لاَ يَدْخُلُ الْجَنَّةَ مَنْ كَانَ فِيْ قَلْبِهِ مِثْقَالُ ذَرَّةٍ مِنْ كِبْرٍ قَالَ رَجُلٌ: إِنَّ الرَّجُلَ يُحِبُّ أَنْ يَكُوْنَ ثَوْبُهُ حَسَناً وَنَعْلُهُ حَسَنَةً. قاَلَ: إِنَّ اللهَ جَمِيْلٌ يُحِبُّ الْجَمَالَ، الْكِبْرُ بَطَرُ الْحَقِّ وَغَمْطُ النَّاسِ

Tidak akan masuk surga orang yang dalam hatinya ada kesombongan seberat biji debu. Ada seorang yang bertanya, “Sesungguhnya setiap orang suka (memakai) baju yang indah, dan alas kaki yang bagus, (apakah ini termasuk sombong?) Rasulullâh bersabda: “Sesungguhnya Allah Maha Indah dan mencintai keindahan, kesombongan itu adalah menolak kebenaran dan merendahkan orang lain.

Hadist tersebut menegaskan atas إِنَّ اللهَ جَمِيْلٌ يُحِبُّ الْجَمَالَ, bisa diartikan bahwa Allah dengan segala kesempurnaan juga estetika (bernuansa islami).

Selanjutnya, paradigma yang dibangun oleh pesantren atas barokah adalah nilai luhur yang di situ memerlukan proses dan riyadhoh yang beraneka ragam.
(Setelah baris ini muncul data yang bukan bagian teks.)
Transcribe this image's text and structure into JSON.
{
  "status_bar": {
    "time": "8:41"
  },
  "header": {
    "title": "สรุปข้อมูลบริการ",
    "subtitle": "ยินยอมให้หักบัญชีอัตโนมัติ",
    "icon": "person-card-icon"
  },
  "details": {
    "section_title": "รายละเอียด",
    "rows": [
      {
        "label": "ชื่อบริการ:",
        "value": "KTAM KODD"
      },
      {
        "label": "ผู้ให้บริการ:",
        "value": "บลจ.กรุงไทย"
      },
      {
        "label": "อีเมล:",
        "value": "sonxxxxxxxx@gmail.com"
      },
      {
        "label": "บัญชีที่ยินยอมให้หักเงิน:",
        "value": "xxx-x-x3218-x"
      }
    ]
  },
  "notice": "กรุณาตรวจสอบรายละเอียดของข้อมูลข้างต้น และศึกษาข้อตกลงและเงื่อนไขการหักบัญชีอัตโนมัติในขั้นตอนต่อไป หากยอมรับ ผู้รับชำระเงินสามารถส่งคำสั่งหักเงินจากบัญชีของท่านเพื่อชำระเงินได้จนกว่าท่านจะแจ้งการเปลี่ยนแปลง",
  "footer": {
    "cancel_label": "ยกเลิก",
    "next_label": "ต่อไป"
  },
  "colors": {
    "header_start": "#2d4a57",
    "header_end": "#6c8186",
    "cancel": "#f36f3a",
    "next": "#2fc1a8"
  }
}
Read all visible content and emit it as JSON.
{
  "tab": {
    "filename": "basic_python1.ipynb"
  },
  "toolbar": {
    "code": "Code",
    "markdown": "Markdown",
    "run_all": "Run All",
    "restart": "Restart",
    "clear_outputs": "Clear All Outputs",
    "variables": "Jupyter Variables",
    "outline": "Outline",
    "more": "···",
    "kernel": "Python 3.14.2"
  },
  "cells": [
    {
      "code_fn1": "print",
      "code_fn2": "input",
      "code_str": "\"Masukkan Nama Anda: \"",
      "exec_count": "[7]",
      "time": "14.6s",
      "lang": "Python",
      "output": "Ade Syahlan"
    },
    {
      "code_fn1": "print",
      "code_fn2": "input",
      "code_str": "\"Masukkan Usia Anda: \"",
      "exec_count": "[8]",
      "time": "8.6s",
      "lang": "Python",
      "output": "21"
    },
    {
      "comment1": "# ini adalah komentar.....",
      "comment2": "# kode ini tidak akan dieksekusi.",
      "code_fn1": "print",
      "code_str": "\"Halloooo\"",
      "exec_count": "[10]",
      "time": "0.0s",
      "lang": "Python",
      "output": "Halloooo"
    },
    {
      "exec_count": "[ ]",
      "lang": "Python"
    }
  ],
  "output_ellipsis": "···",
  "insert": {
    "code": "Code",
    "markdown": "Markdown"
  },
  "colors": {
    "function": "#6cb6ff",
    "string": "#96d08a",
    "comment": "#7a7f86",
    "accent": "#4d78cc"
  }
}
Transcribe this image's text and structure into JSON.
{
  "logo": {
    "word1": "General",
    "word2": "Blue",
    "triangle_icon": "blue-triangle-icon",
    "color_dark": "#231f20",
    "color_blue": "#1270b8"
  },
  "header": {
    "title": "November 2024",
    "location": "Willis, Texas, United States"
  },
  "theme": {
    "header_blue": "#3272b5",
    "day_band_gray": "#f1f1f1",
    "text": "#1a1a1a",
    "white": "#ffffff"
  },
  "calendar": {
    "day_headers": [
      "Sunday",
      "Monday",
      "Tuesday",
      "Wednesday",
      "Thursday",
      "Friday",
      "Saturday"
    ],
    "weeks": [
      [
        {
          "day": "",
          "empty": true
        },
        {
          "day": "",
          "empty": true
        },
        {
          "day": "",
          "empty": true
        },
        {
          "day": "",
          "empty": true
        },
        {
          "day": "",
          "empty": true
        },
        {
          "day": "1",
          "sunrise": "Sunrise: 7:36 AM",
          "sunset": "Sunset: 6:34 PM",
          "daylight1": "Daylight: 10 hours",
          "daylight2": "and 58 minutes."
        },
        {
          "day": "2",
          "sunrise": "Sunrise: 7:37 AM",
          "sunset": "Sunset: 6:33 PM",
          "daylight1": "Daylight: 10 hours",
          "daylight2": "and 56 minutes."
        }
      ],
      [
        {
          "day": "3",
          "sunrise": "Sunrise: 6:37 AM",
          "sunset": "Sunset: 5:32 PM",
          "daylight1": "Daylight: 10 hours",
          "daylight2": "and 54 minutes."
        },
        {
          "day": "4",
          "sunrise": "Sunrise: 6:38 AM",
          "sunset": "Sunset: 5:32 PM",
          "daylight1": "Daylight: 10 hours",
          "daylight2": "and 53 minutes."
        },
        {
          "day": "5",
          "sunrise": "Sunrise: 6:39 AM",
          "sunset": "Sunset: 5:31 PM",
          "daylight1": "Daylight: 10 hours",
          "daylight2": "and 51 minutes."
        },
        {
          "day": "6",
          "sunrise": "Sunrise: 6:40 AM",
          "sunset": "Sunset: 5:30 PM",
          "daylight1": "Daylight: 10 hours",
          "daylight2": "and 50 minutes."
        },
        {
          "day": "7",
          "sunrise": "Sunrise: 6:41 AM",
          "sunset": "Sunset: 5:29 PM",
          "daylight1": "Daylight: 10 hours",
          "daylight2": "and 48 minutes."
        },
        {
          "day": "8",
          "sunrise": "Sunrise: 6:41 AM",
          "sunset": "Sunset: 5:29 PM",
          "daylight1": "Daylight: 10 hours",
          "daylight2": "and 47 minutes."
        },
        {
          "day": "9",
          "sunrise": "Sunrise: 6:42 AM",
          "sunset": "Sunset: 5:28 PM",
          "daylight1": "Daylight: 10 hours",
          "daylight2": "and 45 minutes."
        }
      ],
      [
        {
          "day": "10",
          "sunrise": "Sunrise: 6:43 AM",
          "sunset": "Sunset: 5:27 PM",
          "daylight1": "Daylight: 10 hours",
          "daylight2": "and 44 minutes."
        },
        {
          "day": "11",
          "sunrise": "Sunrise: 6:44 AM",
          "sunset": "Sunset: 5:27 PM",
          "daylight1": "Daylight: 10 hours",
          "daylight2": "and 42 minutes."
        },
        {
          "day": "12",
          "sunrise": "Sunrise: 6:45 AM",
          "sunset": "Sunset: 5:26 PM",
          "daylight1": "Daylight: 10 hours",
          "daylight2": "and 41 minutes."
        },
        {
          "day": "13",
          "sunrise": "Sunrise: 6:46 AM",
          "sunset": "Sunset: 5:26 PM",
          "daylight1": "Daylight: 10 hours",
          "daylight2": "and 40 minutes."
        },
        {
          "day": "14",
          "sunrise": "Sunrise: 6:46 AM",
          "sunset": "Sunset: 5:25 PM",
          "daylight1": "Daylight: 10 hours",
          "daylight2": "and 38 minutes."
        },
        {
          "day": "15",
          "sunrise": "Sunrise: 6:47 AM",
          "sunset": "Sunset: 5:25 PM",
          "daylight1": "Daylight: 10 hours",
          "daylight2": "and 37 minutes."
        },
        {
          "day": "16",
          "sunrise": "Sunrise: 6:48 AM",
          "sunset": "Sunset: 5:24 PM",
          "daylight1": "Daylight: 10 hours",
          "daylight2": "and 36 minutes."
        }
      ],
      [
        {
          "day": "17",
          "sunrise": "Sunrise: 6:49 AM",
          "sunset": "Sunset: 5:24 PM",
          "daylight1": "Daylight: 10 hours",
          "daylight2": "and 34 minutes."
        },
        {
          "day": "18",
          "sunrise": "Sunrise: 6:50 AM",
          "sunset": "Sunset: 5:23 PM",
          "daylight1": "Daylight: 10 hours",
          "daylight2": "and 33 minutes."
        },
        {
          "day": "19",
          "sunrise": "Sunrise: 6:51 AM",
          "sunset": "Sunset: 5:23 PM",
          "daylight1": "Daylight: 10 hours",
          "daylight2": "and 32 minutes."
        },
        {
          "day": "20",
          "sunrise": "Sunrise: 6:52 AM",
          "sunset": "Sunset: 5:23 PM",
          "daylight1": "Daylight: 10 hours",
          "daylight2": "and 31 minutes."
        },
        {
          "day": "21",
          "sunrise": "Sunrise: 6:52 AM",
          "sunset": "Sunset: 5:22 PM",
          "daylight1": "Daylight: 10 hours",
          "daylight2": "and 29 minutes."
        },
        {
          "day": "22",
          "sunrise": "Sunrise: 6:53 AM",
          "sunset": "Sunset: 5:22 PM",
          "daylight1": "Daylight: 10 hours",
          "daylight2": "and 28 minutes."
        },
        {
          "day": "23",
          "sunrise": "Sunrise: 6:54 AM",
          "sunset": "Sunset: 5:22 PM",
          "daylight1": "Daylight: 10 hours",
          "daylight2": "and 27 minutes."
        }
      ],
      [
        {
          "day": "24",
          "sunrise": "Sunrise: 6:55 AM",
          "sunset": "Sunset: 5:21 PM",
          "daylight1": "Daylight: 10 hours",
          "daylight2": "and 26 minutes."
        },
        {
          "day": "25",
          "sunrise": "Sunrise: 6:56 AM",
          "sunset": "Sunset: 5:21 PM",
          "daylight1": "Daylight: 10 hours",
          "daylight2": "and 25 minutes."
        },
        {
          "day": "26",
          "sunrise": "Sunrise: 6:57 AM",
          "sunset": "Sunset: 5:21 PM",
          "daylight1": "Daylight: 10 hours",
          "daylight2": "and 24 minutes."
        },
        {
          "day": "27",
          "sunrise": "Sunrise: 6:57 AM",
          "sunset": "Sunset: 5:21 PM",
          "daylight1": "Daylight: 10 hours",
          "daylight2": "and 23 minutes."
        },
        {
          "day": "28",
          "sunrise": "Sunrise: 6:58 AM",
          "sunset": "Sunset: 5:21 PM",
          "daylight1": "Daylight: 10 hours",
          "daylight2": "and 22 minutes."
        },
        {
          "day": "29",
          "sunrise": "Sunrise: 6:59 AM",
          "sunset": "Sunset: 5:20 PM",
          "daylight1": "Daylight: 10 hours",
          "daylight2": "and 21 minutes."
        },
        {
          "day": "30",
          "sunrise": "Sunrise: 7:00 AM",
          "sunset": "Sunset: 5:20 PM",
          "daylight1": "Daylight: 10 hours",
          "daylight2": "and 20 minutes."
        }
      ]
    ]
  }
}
Secara umum, bisa melalui proses menimba ilmu dengan bentuk belajar yang meliputi membaca, mendengarkan, dan menulis (intelligence quotient).

Dengan demikian, mendekatkan diri kepada Sang Kholik dengan melaksanakan perintahnya dan menjauhi larangannya termasuk metode santri menimba ilmu (spiritual qoutient). Kemudian, memahami hubungan sesama saudara, empati, saling tolong menolong dalam kebaikan pun, menjadi modal proses belajar santri (emotional qoutient ).

Adapun, di antara kebiasaan santri dalam mengambil keberkahan dari kiai seperti menyapu masjid pondok, khidmah sebagai abdi dalem, menjadi sopir kiai, atau menjadi khodam para gus di pesantren, dan lain sebagainya. Alhasil, rasionalitas barokah (pendekatan filsafat ilmu) bisa diketahui dari kacamata methaphysical, ontological, epistemological, axiological, dan juga estetika.